O processo histórico de reconhecimento das terras indígenas e o polo industrial de Caucaia

Um parecer técnico da Funai, apresentado à Comissão de Direitos Humanos e Cidadania da Assembleia, confirma a sobreposição da poligonal do projeto do Cipp com a poligonal de Habitação Permanente dos Anacés

Por jangada.online em

6 de dezembro de 2021 às 22:22
Imagem Ilustrativa Complexo do Pec[em. FOTO: reprodução.

A Assembleia Legislativa do Ceará (Alce) aprovou em novembro a cessão de parte de uma terra onde vivem indígenas do povo Anacé, para que o município de Caucaia possa implantar um polo do Complexo Industrial e Portuário do Pecém (Cipp).

Improvisada e com consequências gravíssimas – especialmente para os povos originários, que serão impactados diretamente em atividades de autossustento e nas relações microeconômicas fundamentais para a vida social local –, a mensagem que cede o terreno à Prefeitura de Caucaia para a instalação do polo industrial conseguiu ser aprovada em um piscar de olhos por maioria absoluta da Assembleia Legislativa. Afinal, do jeito falacioso em que a matéria foi apresentada pelo Governador Camilo Santana, quem se negasse a aprová-la correria um risco de ser acusado de votar contra o desenvolvimento econômico do Estado.

 

Driblando a Justiça Federal

Por anos, a Funai e o Instituto Nacional de Colonização e Reforma Agrária, o Incra, não legalizaram as terras do povo Anacé e muitas outras por uma questão técnica. Até abril de 2020, o sistema fundiário do governo continha limites de todas as terras indígenas em demarcação, regularizadas ou não.
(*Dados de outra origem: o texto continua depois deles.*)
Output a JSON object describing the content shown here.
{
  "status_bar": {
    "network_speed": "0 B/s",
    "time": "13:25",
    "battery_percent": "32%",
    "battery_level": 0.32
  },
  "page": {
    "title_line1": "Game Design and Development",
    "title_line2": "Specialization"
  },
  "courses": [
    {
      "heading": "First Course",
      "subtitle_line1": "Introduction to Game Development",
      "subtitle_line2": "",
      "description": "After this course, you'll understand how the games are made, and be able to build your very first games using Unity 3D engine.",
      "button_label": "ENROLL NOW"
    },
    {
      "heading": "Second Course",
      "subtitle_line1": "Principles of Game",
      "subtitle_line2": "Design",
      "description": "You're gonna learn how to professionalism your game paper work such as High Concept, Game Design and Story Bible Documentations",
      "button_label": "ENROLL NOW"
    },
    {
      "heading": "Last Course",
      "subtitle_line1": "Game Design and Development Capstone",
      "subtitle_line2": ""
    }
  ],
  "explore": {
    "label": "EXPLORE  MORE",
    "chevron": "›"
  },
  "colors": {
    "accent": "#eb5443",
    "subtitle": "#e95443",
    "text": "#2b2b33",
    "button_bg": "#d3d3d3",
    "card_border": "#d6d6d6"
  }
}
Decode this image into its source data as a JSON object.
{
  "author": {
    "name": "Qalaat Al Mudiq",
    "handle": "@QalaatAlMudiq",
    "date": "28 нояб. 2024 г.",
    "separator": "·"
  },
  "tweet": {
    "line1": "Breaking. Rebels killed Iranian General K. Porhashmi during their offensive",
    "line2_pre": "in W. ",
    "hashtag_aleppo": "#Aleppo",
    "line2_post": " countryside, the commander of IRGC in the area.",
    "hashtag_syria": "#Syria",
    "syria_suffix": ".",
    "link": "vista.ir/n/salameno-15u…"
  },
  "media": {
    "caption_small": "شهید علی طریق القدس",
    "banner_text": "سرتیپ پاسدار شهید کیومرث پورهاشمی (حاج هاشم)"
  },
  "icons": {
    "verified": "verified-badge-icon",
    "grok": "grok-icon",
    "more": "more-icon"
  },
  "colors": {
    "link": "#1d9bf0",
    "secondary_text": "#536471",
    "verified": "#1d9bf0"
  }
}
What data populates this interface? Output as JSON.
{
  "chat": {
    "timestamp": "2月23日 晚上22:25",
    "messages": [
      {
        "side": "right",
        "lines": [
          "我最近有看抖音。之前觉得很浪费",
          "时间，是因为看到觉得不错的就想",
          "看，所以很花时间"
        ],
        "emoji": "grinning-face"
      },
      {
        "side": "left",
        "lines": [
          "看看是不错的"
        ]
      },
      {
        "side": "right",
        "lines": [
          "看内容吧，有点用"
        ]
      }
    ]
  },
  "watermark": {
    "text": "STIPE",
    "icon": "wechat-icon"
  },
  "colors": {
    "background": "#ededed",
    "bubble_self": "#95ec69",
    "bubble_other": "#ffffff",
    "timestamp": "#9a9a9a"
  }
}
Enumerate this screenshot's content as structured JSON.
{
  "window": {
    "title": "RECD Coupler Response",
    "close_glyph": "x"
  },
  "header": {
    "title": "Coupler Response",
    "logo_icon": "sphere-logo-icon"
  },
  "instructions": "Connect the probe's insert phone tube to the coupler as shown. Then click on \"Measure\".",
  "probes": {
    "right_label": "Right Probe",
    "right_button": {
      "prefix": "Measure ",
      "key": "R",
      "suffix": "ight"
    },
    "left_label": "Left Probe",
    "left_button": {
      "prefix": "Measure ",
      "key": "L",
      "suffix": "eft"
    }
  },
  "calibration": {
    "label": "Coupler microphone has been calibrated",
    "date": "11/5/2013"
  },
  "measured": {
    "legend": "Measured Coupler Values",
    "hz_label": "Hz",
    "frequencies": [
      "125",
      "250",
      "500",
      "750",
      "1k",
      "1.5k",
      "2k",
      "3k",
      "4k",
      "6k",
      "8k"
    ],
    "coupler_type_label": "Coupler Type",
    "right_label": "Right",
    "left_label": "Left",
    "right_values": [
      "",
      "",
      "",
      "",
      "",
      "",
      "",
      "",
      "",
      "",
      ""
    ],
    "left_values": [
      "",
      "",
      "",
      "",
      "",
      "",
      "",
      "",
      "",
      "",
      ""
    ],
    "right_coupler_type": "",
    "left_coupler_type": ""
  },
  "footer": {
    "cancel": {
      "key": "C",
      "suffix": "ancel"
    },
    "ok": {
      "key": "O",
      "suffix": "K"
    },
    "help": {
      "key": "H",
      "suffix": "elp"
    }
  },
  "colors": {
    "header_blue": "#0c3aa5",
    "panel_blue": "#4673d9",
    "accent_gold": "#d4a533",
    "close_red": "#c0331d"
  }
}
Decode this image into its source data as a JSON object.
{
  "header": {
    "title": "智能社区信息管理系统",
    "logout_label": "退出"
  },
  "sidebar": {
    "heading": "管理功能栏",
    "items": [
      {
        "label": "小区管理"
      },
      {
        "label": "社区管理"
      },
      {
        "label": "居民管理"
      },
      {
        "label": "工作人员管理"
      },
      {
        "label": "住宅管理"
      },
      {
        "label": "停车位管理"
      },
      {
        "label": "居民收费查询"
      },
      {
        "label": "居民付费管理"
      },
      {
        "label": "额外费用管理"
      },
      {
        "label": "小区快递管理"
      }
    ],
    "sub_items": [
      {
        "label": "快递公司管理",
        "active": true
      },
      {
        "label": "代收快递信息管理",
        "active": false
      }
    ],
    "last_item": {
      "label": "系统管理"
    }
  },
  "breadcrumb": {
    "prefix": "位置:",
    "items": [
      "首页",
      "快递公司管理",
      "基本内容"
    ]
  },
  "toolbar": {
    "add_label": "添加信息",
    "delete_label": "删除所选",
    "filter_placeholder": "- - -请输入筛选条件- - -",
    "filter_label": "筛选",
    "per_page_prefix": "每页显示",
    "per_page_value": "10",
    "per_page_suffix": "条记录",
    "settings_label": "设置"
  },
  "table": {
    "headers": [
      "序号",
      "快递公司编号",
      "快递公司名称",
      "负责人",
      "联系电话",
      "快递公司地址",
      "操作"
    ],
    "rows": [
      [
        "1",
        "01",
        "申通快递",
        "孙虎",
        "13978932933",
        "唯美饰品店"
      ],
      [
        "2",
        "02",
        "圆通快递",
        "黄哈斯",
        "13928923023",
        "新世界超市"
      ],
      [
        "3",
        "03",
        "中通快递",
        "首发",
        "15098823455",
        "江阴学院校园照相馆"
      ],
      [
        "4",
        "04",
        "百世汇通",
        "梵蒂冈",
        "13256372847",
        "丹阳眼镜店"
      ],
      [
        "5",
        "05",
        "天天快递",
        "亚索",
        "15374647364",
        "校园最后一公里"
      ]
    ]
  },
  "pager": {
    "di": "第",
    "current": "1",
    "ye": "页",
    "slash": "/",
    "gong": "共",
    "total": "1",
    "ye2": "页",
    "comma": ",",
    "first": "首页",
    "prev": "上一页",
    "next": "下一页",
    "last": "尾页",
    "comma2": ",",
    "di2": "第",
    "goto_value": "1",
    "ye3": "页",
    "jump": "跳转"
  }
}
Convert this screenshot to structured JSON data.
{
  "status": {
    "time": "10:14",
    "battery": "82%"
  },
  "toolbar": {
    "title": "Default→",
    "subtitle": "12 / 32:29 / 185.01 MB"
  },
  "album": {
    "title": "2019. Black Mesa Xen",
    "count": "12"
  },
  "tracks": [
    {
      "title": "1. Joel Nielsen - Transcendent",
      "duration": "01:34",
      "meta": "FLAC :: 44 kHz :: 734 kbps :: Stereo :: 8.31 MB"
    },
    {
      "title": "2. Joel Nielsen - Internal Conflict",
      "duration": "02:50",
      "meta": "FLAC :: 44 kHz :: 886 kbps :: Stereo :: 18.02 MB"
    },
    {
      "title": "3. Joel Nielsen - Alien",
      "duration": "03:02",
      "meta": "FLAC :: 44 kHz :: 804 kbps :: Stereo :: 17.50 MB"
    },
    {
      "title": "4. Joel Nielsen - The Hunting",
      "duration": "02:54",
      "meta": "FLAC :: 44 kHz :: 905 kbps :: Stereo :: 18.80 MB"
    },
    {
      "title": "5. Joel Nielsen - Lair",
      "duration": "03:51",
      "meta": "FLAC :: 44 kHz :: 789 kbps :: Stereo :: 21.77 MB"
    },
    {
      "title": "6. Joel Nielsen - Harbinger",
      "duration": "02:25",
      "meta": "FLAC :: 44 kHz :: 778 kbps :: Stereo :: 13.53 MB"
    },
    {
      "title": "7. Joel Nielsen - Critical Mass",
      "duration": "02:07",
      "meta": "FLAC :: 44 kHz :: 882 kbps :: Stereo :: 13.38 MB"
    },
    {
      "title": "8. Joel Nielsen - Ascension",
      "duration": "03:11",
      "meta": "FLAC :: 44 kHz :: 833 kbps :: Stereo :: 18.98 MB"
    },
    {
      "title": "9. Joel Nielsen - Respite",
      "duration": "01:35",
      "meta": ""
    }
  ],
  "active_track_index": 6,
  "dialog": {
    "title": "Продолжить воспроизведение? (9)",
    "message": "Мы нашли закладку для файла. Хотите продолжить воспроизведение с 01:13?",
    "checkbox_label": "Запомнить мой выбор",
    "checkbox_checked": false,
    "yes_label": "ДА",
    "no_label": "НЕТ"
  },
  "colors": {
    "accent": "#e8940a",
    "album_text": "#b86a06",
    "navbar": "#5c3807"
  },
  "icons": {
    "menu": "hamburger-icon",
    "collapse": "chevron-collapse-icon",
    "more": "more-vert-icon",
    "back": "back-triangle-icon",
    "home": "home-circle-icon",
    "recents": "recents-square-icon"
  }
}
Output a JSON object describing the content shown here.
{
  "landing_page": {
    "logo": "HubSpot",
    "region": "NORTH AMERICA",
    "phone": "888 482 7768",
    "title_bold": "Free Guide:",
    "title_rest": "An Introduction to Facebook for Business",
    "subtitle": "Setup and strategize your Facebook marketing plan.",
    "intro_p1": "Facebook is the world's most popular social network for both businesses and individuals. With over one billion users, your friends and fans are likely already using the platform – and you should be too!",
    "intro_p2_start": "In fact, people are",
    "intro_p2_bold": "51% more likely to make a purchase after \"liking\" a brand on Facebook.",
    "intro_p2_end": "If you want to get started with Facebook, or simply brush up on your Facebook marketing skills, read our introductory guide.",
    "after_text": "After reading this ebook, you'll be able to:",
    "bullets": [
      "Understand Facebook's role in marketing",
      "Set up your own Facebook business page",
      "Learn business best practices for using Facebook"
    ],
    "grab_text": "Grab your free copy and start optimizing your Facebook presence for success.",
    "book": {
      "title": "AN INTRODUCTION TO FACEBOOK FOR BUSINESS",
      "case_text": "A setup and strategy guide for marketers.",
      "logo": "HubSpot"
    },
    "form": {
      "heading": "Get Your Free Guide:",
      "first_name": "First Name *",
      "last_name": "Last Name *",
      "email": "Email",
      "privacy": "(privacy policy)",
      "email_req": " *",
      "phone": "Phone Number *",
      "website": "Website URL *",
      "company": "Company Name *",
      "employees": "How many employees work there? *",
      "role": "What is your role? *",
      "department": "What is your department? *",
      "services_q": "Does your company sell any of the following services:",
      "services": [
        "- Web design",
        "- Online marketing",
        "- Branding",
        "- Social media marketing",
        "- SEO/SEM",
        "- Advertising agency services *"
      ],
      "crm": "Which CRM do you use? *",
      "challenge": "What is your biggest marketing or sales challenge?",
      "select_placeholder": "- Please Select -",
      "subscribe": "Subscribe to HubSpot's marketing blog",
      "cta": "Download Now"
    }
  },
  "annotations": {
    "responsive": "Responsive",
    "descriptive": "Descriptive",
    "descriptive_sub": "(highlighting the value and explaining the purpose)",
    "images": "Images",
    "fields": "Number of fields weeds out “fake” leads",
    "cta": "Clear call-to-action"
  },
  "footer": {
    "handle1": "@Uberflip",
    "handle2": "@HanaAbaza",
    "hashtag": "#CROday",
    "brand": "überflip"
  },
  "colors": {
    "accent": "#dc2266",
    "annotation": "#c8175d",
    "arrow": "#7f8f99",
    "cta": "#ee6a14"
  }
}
Caso alguém abrisse um registro nelas, o bloqueio era automático.

Desde a Instrução Normativa nº 9, de 2020 da Funai, porém, apenas territórios regularizados constam como válidos no sistema do Incra. Com as novas regras, apropriação e cessão de terras em hectares indígenas não demarcados acabam ganhando o status de “legal”.

O Governo do Ceará ancorou a cessão do terreno em uma Normativa que vem sendo alvo de fortes críticas Brasil afora por justamente criar insegurança jurídica, abrir espaço para os conflitos fundiários, para os danos ambientais e para a grilagem de terras.

Um parecer técnico produzido a partir de dados georreferenciados da própria Funai, apresentado à Comissão de Direitos Humanos e Cidadania da Assembleia, confirma a sobreposição da poligonal do projeto do Cipp com a poligonal de Habitação Permanente dos Anacés.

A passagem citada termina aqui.